As escolas particulares em Goiás têm 46,65% de professores sem a formação específica para as disciplinas que ministram. É o que mostra o Censo da Educação Básica 2012, do Instituto Nacional de Estudos e Pesquisas Educacionais Anísio Teixeira (Inep) do Ministério da Educação (MEC). O presidente do Sindicato do Estabelecimento de Ensino no Estado de Goiás (Sinepe), Krishnaaor Ávila, questiona, no entanto, o levantamento. “Não sei se este índice procede”, desconfia, antes de admitir: “Mas a gente tem muitos professores sem formação específica para a matéria que leciona.”

Para o representante do Sinepe, o problema deve ser maior no interior do Estado. “No interior, acredito que possa acontecer, mas, na capital, este índice é muito insignificante. Nenhuma escola de Goiânia contrata professor, hoje, caso não tenha formação específica”, pondera. Krishnaaor acentua que o Conselho Estadual de Educação (CEE) exige a apresentação do quadro de profissionais com as respectivas qualificações, para renovar a autorização de funcionamento das escolas particulares.

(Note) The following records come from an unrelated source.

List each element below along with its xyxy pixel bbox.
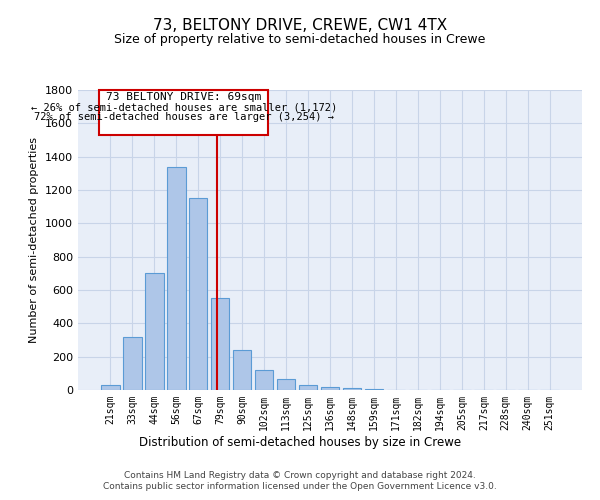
Bar <box>365 389 383 390</box>
Bar <box>320 386 340 390</box>
Bar <box>189 198 208 390</box>
Bar <box>101 385 119 390</box>
Text: Contains public sector information licensed under the Open Government Licence v3: Contains public sector information licen… <box>103 482 497 491</box>
Bar <box>167 166 185 390</box>
Bar <box>255 370 274 390</box>
Bar <box>145 274 164 390</box>
Text: Contains HM Land Registry data © Crown copyright and database right 2024.: Contains HM Land Registry data © Crown c… <box>124 470 476 480</box>
Text: 72% of semi-detached houses are larger (3,254) →: 72% of semi-detached houses are larger (… <box>34 112 334 122</box>
Text: 73 BELTONY DRIVE: 69sqm: 73 BELTONY DRIVE: 69sqm <box>106 92 262 102</box>
Y-axis label: Number of semi-detached properties: Number of semi-detached properties <box>29 137 40 343</box>
Bar <box>99 90 268 135</box>
Bar <box>233 350 251 390</box>
Text: Distribution of semi-detached houses by size in Crewe: Distribution of semi-detached houses by … <box>139 436 461 449</box>
Bar <box>299 385 317 390</box>
Text: Size of property relative to semi-detached houses in Crewe: Size of property relative to semi-detach… <box>115 32 485 46</box>
Text: 73, BELTONY DRIVE, CREWE, CW1 4TX: 73, BELTONY DRIVE, CREWE, CW1 4TX <box>153 18 447 32</box>
Bar <box>343 388 361 390</box>
Bar <box>123 336 142 390</box>
Bar <box>211 298 229 390</box>
Text: ← 26% of semi-detached houses are smaller (1,172): ← 26% of semi-detached houses are smalle… <box>31 102 337 113</box>
Bar <box>277 379 295 390</box>
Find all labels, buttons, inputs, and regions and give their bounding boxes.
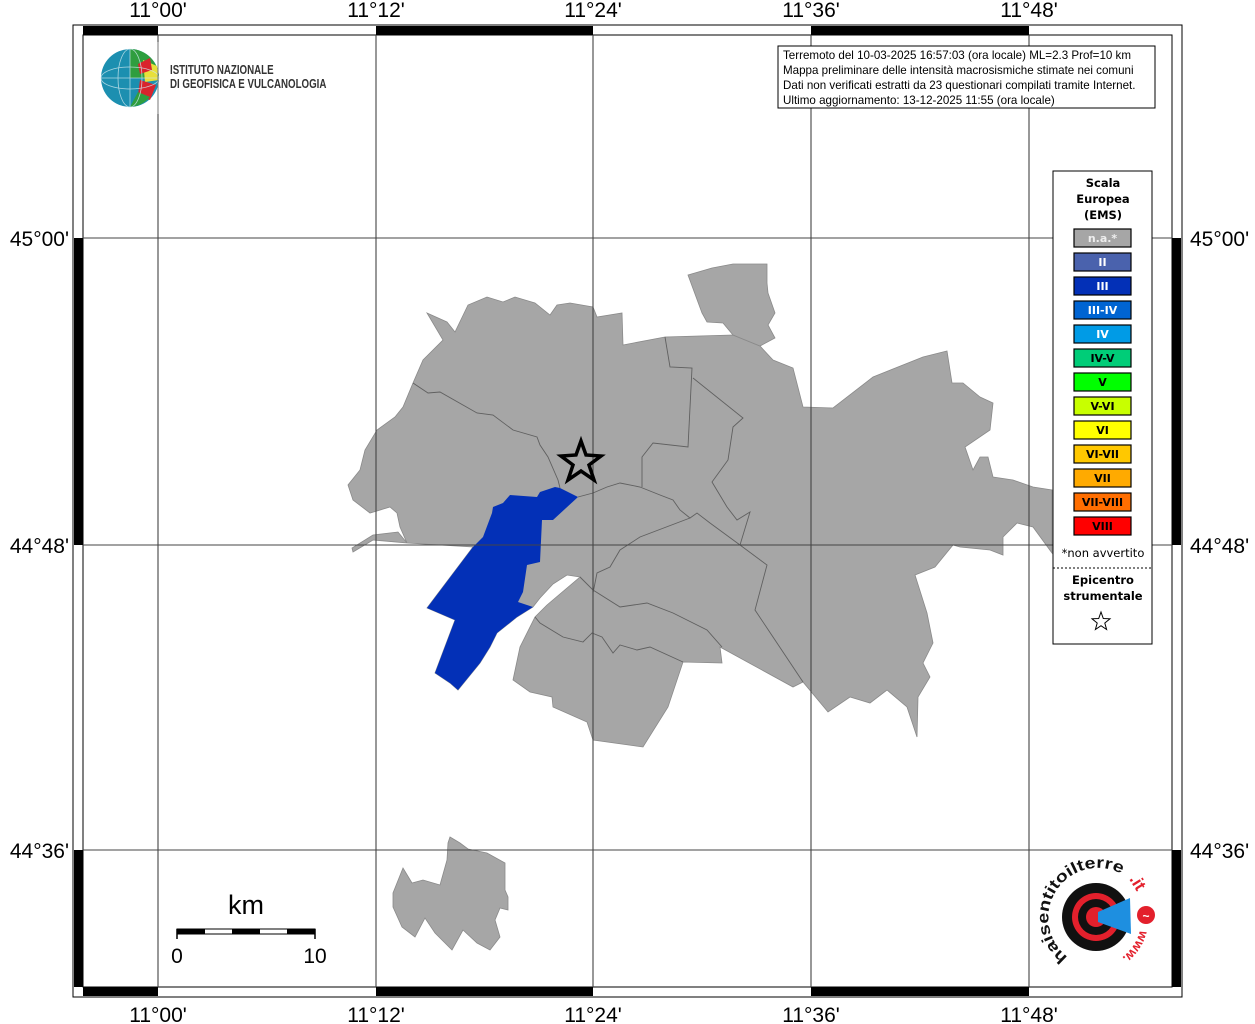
svg-text:~: ~ <box>1142 909 1149 923</box>
legend-item: n.a.* <box>1073 228 1132 248</box>
scale-max-label: 10 <box>303 945 326 968</box>
municipality-area-intensity-iii <box>427 487 578 690</box>
legend-label: V <box>1098 376 1107 389</box>
legend-label: VII <box>1094 472 1111 485</box>
star-outline-icon <box>1090 610 1112 631</box>
lon-label: 11°00' <box>129 0 187 22</box>
lat-label: 44°36' <box>1190 840 1249 863</box>
lon-label: 11°36' <box>782 1004 840 1024</box>
legend-item: VI <box>1073 420 1132 440</box>
legend-note: *non avvertito <box>1062 546 1145 560</box>
epicenter-legend-label: strumentale <box>1063 589 1142 603</box>
legend-label: IV-V <box>1090 352 1115 365</box>
legend-swatch <box>1073 516 1132 536</box>
legend-swatch <box>1073 444 1132 464</box>
lon-label: 11°12' <box>347 0 405 22</box>
legend-label: VIII <box>1092 520 1113 533</box>
legend-label: VII-VIII <box>1082 496 1123 509</box>
municipality-area <box>392 836 509 951</box>
legend-label: II <box>1098 256 1106 269</box>
legend-label: III-IV <box>1088 304 1118 317</box>
legend-swatch <box>1073 492 1132 512</box>
lon-label: 11°12' <box>347 1004 405 1024</box>
legend-label: IV <box>1096 328 1109 341</box>
legend-label: VI <box>1096 424 1109 437</box>
lon-label: 11°36' <box>782 0 840 22</box>
legend-title: (EMS) <box>1084 208 1122 222</box>
legend-item: VII <box>1073 468 1132 488</box>
legend-swatch <box>1073 252 1132 272</box>
ingv-logo-line1: ISTITUTO NAZIONALE <box>170 64 274 77</box>
lat-label: 44°36' <box>10 840 69 863</box>
legend: Scala Europea (EMS) n.a.*IIIIIIII-IVIVIV… <box>1052 170 1153 645</box>
info-line: Mappa preliminare delle intensità macros… <box>783 64 1134 77</box>
legend-item: II <box>1073 252 1132 272</box>
legend-swatch <box>1073 324 1132 344</box>
lon-label: 11°48' <box>1000 1004 1058 1024</box>
legend-swatch <box>1073 420 1132 440</box>
lon-label: 11°24' <box>564 1004 622 1024</box>
lat-label: 45°00' <box>10 228 69 251</box>
legend-item: VI-VII <box>1073 444 1132 464</box>
lon-label: 11°00' <box>129 1004 187 1024</box>
legend-swatch <box>1073 348 1132 368</box>
legend-item: IV-V <box>1073 348 1132 368</box>
legend-swatch <box>1073 468 1132 488</box>
info-line: Ultimo aggiornamento: 13-12-2025 11:55 (… <box>783 94 1055 107</box>
legend-item: VII-VIII <box>1073 492 1132 512</box>
legend-title: Europea <box>1076 192 1129 206</box>
legend-swatch <box>1073 276 1132 296</box>
epicenter-star-icon <box>556 435 606 485</box>
legend-swatch <box>1073 228 1132 248</box>
legend-label: V-VI <box>1090 400 1114 413</box>
legend-label: III <box>1096 280 1108 293</box>
legend-swatch <box>1073 300 1132 320</box>
legend-label: VI-VII <box>1086 448 1119 461</box>
info-line: Dati non verificati estratti da 23 quest… <box>783 79 1136 92</box>
legend-item: IV <box>1073 324 1132 344</box>
municipality-area <box>687 263 776 347</box>
legend-item: III-IV <box>1073 300 1132 320</box>
lon-label: 11°24' <box>564 0 622 22</box>
scale-bar: km 0 10 <box>171 890 327 968</box>
ingv-logo: ISTITUTO NAZIONALE DI GEOFISICA E VULCAN… <box>96 42 326 114</box>
municipality-area <box>347 296 1053 748</box>
legend-item: III <box>1073 276 1132 296</box>
info-line: Terremoto del 10-03-2025 16:57:03 (ora l… <box>783 49 1131 62</box>
ingv-logo-line2: DI GEOFISICA E VULCANOLOGIA <box>170 78 326 91</box>
scale-min-label: 0 <box>171 945 183 968</box>
axis-labels: 11°00' 11°12' 11°24' 11°36' 11°48' 11°00… <box>10 0 1249 1024</box>
graticule <box>83 35 1172 987</box>
legend-swatch <box>1073 372 1132 392</box>
epicenter-legend-label: Epicentro <box>1072 573 1134 587</box>
legend-label: n.a.* <box>1088 232 1118 245</box>
lat-label: 45°00' <box>1190 228 1249 251</box>
lat-label: 44°48' <box>10 535 69 558</box>
legend-item: V-VI <box>1073 396 1132 416</box>
legend-item: VIII <box>1073 516 1132 536</box>
lon-label: 11°48' <box>1000 0 1058 22</box>
lat-label: 44°48' <box>1190 535 1249 558</box>
municipalities <box>347 263 1053 951</box>
legend-title: Scala <box>1086 176 1121 190</box>
scale-unit: km <box>228 890 264 920</box>
info-box: Terremoto del 10-03-2025 16:57:03 (ora l… <box>777 45 1156 109</box>
legend-item: V <box>1073 372 1132 392</box>
legend-swatch <box>1073 396 1132 416</box>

Apesar de ter estourado em 2006 o prazo para que os professores tivessem formação qualificada e específica para a disciplina em que fossem lecionar, conforme estabeleceu a Lei de Diretrizes e Bases (LDB) da Educação, o presidente do Sinepe diz que, à época, não houve incentivo dos governos para a criação de cursos específicos. “Há pouco tempo o Ministério da Educação criou cursos para qualificar os professores”, ressalta.